2. Opferrechte wahren

Es ist wichtig, die Opferrechte zu wahren:

  • Beschwerderecht (§ 13 AGG): Betroffene haben das Recht, sich bei einer Beschwerdestelle, beim Betriebsrat oder direkt beim Arbeitgeber über die Belästigung zu beschweren.
  • Leistungsverweigerungsrecht (§ 14 AGG): Wenn der Arbeitgeber seiner Verpflichtung nicht nachkommt, die Mitarbeitenden vor sexuellen Belästigungen zu schützen, dürfen die Betroffenen die Arbeitsleistung verweigern.
  • Entschädigungs- und Schadenersatzanspruch (§ 15 AGG): Wenn der Arbeitgeber seine Schutzpflicht nachweislich nicht oder nicht in ausreichender Weise erfüllt, kann ein Entschädigungs- und Schadenersatzanspruch bestehen.
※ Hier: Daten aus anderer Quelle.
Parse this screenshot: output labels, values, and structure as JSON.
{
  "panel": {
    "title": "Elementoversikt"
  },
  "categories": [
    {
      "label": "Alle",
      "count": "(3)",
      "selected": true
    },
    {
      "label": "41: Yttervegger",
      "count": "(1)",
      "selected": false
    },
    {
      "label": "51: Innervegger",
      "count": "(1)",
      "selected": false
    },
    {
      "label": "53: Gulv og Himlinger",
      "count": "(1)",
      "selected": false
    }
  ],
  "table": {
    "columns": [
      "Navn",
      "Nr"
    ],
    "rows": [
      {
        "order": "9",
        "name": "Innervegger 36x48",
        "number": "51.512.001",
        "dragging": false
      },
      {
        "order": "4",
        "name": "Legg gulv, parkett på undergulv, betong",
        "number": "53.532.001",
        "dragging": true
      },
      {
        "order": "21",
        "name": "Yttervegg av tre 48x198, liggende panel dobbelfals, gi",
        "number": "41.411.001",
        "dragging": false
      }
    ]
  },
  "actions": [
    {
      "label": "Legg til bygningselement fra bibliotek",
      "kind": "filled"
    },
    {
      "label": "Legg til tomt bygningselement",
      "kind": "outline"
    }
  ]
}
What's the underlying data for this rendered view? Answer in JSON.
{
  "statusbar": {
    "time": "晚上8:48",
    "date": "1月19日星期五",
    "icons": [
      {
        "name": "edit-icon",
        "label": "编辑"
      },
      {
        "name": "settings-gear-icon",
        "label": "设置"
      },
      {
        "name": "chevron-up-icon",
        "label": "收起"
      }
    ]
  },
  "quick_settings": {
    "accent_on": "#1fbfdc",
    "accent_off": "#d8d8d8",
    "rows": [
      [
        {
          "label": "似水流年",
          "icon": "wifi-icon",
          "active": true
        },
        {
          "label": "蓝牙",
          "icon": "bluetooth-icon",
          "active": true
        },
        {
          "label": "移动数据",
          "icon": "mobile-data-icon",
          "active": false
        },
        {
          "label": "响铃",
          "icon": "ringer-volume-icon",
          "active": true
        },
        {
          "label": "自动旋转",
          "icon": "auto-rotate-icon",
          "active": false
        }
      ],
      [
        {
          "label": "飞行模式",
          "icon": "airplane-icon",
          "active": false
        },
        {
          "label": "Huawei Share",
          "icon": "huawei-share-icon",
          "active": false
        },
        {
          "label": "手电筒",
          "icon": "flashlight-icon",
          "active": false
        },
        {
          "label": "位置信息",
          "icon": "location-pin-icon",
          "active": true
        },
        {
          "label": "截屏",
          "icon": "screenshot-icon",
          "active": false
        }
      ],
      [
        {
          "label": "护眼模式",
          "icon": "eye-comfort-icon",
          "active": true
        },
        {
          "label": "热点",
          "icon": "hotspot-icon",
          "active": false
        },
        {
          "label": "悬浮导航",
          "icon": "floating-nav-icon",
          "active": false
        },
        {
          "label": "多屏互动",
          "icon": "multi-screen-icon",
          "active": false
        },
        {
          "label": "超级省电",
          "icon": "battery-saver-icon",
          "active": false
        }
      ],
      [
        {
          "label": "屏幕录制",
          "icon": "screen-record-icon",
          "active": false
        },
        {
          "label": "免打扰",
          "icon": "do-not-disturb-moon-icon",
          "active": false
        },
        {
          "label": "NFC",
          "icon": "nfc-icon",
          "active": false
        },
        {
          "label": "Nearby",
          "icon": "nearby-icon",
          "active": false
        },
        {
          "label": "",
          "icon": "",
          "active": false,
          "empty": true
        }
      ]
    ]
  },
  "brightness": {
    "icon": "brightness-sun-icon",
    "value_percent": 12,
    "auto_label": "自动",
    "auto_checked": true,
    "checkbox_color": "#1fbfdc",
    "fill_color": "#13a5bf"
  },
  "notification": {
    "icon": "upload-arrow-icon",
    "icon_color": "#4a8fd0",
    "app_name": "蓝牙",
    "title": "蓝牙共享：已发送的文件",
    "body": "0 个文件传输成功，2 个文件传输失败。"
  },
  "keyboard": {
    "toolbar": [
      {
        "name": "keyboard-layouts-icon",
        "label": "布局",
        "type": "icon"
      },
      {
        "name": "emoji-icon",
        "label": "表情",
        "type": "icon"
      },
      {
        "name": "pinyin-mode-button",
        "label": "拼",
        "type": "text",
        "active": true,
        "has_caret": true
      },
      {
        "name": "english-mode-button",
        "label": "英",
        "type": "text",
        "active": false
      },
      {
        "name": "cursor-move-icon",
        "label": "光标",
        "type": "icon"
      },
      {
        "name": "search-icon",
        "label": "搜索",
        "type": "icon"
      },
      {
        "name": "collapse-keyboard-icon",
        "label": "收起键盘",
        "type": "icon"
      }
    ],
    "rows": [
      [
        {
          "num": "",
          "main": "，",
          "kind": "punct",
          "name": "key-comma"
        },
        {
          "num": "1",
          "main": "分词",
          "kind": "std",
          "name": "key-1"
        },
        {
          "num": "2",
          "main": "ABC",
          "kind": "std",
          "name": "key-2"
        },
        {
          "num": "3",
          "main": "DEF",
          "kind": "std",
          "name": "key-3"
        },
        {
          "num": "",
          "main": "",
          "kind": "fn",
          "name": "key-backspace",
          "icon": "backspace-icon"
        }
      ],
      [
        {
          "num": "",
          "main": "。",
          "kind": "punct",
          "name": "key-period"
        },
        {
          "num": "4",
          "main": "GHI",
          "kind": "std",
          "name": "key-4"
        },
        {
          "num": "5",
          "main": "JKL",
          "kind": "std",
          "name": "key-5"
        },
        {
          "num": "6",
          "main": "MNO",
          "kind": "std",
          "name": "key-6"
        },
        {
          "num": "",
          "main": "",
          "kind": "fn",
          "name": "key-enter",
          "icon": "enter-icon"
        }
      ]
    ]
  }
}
Das Opfer darf durch die Beschwerde keine Nachteile erleiden. Der Arbeitgeber darf weder abmahnen noch eine Kündigung androhen, um das Opfer zum Stillschweigen zu bringen.

3. Maßnahmen ergreifen, um Wiederholungsgefahr auszuschalten

Nach einem sexuellen Übergriff muss das Unternehmen arbeitsrechtliche Maßnahmen aussprechen, um einer Wiederholungsgefahr entgegenzuwirken. Geeignet sind etwa Abmahnung, Versetzung und Kündigung.

4. Aufklärung und Kommunikation

Bei interkulturellen Teams müssen Arbeitgeber besonders bedächtig und sensibel vorgehen. Der Begriff der sexuellen Belästigung ist in verschiedenen Kulturen unterschiedlich definiert. Zudem sind sprachliche Missverständnisse zu beachten.

Es ist wichtig, als Arbeitgeber ernsthaft an das Thema heranzugehen, gemeldete Belästigungsfälle ernst zu nehmen und den Betroffenen Unterstützung zu bieten.